The chain plate (1) comprises an end plate (13), a bottom plate (14), reinforcing ribs (15) and movable side plates (16), wherein the front end surface and the rear end surface of the bottom plate (14) are fixedly provided with the end plate (13), the end plate (13) is fixedly connected with a chain (5), a reinforcing beam (17) is fixedly arranged between the front end plate and the rear end plate (13), the movable side plates (16) are vertically and slidably arranged between the front end plate and the rear end plate (13), one end, far away from the bottom plate (14), of the movable side plates (16) is fixedly provided with a contact plate (18), one end, facing the reinforcing beam (17), of the contact plate (18) is provided with a first reset inclined surface (19), one side, facing the contact plate (18), of the reinforcing beam (17) is provided with a second reset inclined surface (20) matched with the first reset inclined surface (19), and one surface, facing the bottom plate (14), of the reinforcing ribs (15) is fixedly arranged on one surface, facing the reinforcing beam (17).

The bottom plate (14) is provided with a locking hole (21) which is communicated up and down, and one surface of the movable side plate (16) facing the bottom plate (14) is fixedly provided with a locking block (22) which is used for being clamped with the locking hole (21).

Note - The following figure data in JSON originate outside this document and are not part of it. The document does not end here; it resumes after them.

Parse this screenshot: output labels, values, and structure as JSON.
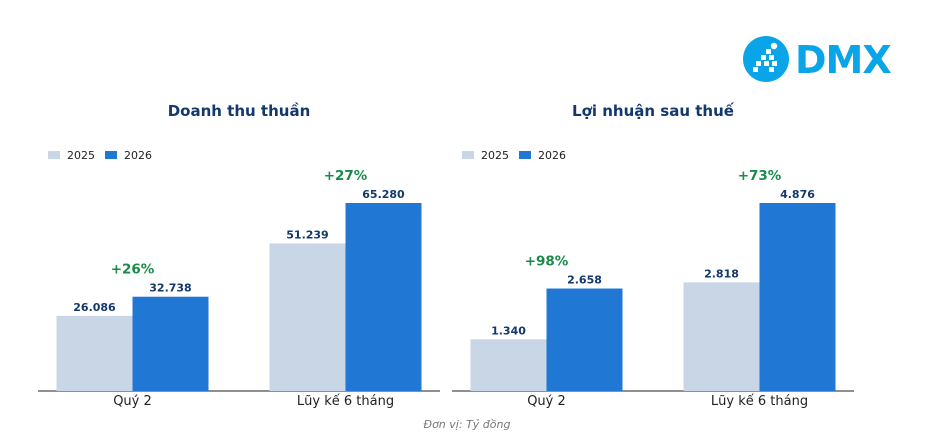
{
  "logo": {
    "text": "DMX",
    "color": "#0aa5e8"
  },
  "unit_note": "Đơn vị: Tỷ đồng",
  "colors": {
    "y2025": "#c9d6e6",
    "y2026": "#2077d4",
    "growth": "#1a8a4a",
    "title": "#13386b"
  },
  "chart_data": [
    {
      "type": "bar",
      "title": "Doanh thu thuần",
      "categories": [
        "Quý 2",
        "Lũy kế 6 tháng"
      ],
      "series": [
        {
          "name": "2025",
          "values": [
            26086,
            51239
          ],
          "labels": [
            "26.086",
            "51.239"
          ]
        },
        {
          "name": "2026",
          "values": [
            32738,
            65280
          ],
          "labels": [
            "32.738",
            "65.280"
          ]
        }
      ],
      "growth": [
        "+26%",
        "+27%"
      ],
      "ylim": [
        0,
        65280
      ],
      "legend": "top-left"
    },
    {
      "type": "bar",
      "title": "Lợi nhuận sau thuế",
      "categories": [
        "Quý 2",
        "Lũy kế 6 tháng"
      ],
      "series": [
        {
          "name": "2025",
          "values": [
            1340,
            2818
          ],
          "labels": [
            "1.340",
            "2.818"
          ]
        },
        {
          "name": "2026",
          "values": [
            2658,
            4876
          ],
          "labels": [
            "2.658",
            "4.876"
          ]
        }
      ],
      "growth": [
        "+98%",
        "+73%"
      ],
      "ylim": [
        0,
        4876
      ],
      "legend": "top-left"
    }
  ]
}
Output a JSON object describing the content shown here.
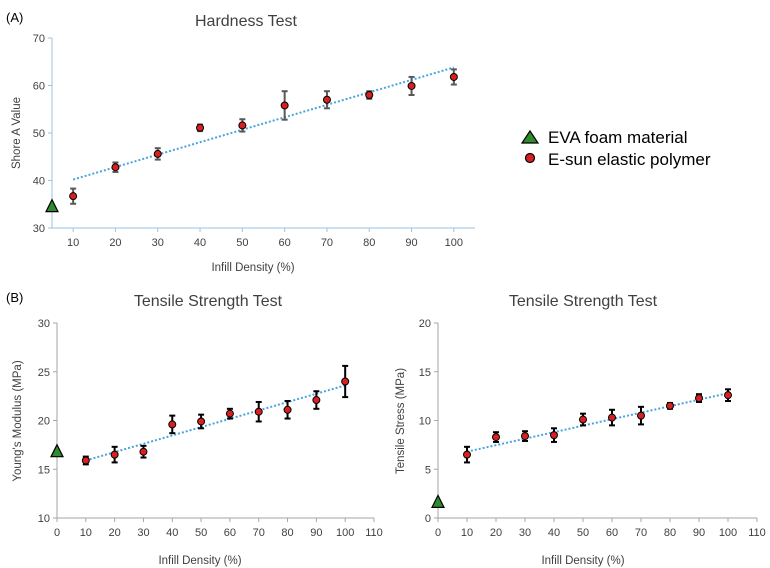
{
  "panel_labels": [
    "(A)",
    "(B)"
  ],
  "legend": {
    "items": [
      {
        "label": "EVA foam material",
        "marker": "triangle",
        "color": "#2e8b2e"
      },
      {
        "label": "E-sun elastic polymer",
        "marker": "circle",
        "color": "#d92020"
      }
    ]
  },
  "colors": {
    "trend": "#4aa3df",
    "axis_a": "#9cc3e6",
    "axis_b": "#a6a6a6",
    "error": "#595959",
    "error_b": "#000000"
  },
  "chart_data": [
    {
      "type": "scatter",
      "title": "Hardness Test",
      "xlabel": "Infill Density (%)",
      "ylabel": "Shore A Value",
      "xticks": [
        10,
        20,
        30,
        40,
        50,
        60,
        70,
        80,
        90,
        100
      ],
      "xticks_labels": [
        "10",
        "20",
        "30",
        "40",
        "50",
        "60",
        "70",
        "80",
        "90",
        "100"
      ],
      "xlim": [
        5,
        105
      ],
      "ylim": [
        30,
        70
      ],
      "yticks": [
        30,
        40,
        50,
        60,
        70
      ],
      "yticks_labels": [
        "30",
        "40",
        "50",
        "60",
        "70"
      ],
      "series": [
        {
          "name": "E-sun elastic polymer",
          "x": [
            10,
            20,
            30,
            40,
            50,
            60,
            70,
            80,
            90,
            100
          ],
          "y": [
            36.7,
            42.8,
            45.6,
            51.1,
            51.6,
            55.8,
            57.0,
            58.0,
            59.9,
            61.8
          ],
          "err": [
            1.6,
            1.0,
            1.2,
            0.7,
            1.3,
            3.0,
            1.8,
            0.8,
            1.9,
            1.6
          ]
        },
        {
          "name": "EVA foam material",
          "x": [
            5
          ],
          "y": [
            34.5
          ]
        }
      ],
      "trendline": {
        "x": [
          10,
          100
        ],
        "y": [
          40.2,
          63.8
        ]
      }
    },
    {
      "type": "scatter",
      "title": "Tensile Strength Test",
      "xlabel": "Infill Density (%)",
      "ylabel": "Young's Modulus (MPa)",
      "xticks": [
        0,
        10,
        20,
        30,
        40,
        50,
        60,
        70,
        80,
        90,
        100,
        110
      ],
      "xticks_labels": [
        "0",
        "10",
        "20",
        "30",
        "40",
        "50",
        "60",
        "70",
        "80",
        "90",
        "100",
        "110"
      ],
      "xlim": [
        0,
        110
      ],
      "ylim": [
        10,
        30
      ],
      "yticks": [
        10,
        15,
        20,
        25,
        30
      ],
      "yticks_labels": [
        "10",
        "15",
        "20",
        "25",
        "30"
      ],
      "series": [
        {
          "name": "E-sun elastic polymer",
          "x": [
            10,
            20,
            30,
            40,
            50,
            60,
            70,
            80,
            90,
            100
          ],
          "y": [
            15.9,
            16.5,
            16.8,
            19.6,
            19.9,
            20.7,
            20.9,
            21.1,
            22.1,
            24.0
          ],
          "err": [
            0.4,
            0.8,
            0.6,
            0.9,
            0.7,
            0.5,
            1.0,
            0.9,
            0.9,
            1.6
          ]
        },
        {
          "name": "EVA foam material",
          "x": [
            0
          ],
          "y": [
            16.8
          ]
        }
      ],
      "trendline": {
        "x": [
          10,
          100
        ],
        "y": [
          15.9,
          23.6
        ]
      }
    },
    {
      "type": "scatter",
      "title": "Tensile Strength Test",
      "xlabel": "Infill Density (%)",
      "ylabel": "Tensile Stress (MPa)",
      "xticks": [
        0,
        10,
        20,
        30,
        40,
        50,
        60,
        70,
        80,
        90,
        100,
        110
      ],
      "xticks_labels": [
        "0",
        "10",
        "20",
        "30",
        "40",
        "50",
        "60",
        "70",
        "80",
        "90",
        "100",
        "110"
      ],
      "xlim": [
        0,
        110
      ],
      "ylim": [
        0,
        20
      ],
      "yticks": [
        0,
        5,
        10,
        15,
        20
      ],
      "yticks_labels": [
        "0",
        "5",
        "10",
        "15",
        "20"
      ],
      "series": [
        {
          "name": "E-sun elastic polymer",
          "x": [
            10,
            20,
            30,
            40,
            50,
            60,
            70,
            80,
            90,
            100
          ],
          "y": [
            6.5,
            8.3,
            8.4,
            8.5,
            10.1,
            10.3,
            10.5,
            11.5,
            12.3,
            12.6
          ],
          "err": [
            0.8,
            0.5,
            0.5,
            0.7,
            0.6,
            0.8,
            0.9,
            0.3,
            0.4,
            0.6
          ]
        },
        {
          "name": "EVA foam material",
          "x": [
            0
          ],
          "y": [
            1.6
          ]
        }
      ],
      "trendline": {
        "x": [
          10,
          100
        ],
        "y": [
          6.8,
          12.8
        ]
      }
    }
  ]
}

2. A dual motor driven high efficiency heavy plate feeder according to claim 1, wherein: the vibration assembly comprises cams (11) and a second driving motor (12) used for driving the cams (11), a plurality of cams (11) are rotatably installed in an inner cavity of the mounting frame (2), the number of the cams (11) is the same as that of the sliding blocks (9), the cams (11) are in contact with the lower end faces of the sliding blocks (9), and the second driving motor (12) is fixedly installed on the front end face of the mounting frame (2).

3. A dual motor driven high efficiency heavy plate feeder according to claim 2, wherein: the cams (11) have the same angular difference therebetween.

4. A dual motor driven high efficiency heavy plate feeder according to claim 3, wherein: the front end face and the rear end face of the mounting frame (2) are both provided with moving grooves (23), sliding bearings (24) are transversely arranged in the moving grooves (23) in a sliding mode, buffer springs (25) are fixedly arranged at the right ends of the sliding bearings (24), and the tensioning wheel (4) is rotatably arranged between the front sliding bearing and the rear sliding bearing (24).

5. A dual motor driven high efficiency heavy plate feeder according to claim 4, wherein: install installation axle (26) in the rotation between two slide bearing (24) around, a plurality of mounting panels (27) are installed in whole row to installation axle (26) circumference, the one end fixed mounting who keeps away from installation axle (26) of mounting panel (27) has unblock ejector pin (28), carry out the transmission through the hold-in range between installation axle (26) and take-up pulley (4).

6. A dual motor driven high efficiency heavy plate feeder according to claim 5, wherein: an arc baffle (29) is fixedly arranged on the right side of the inner cavity of the mounting frame (2).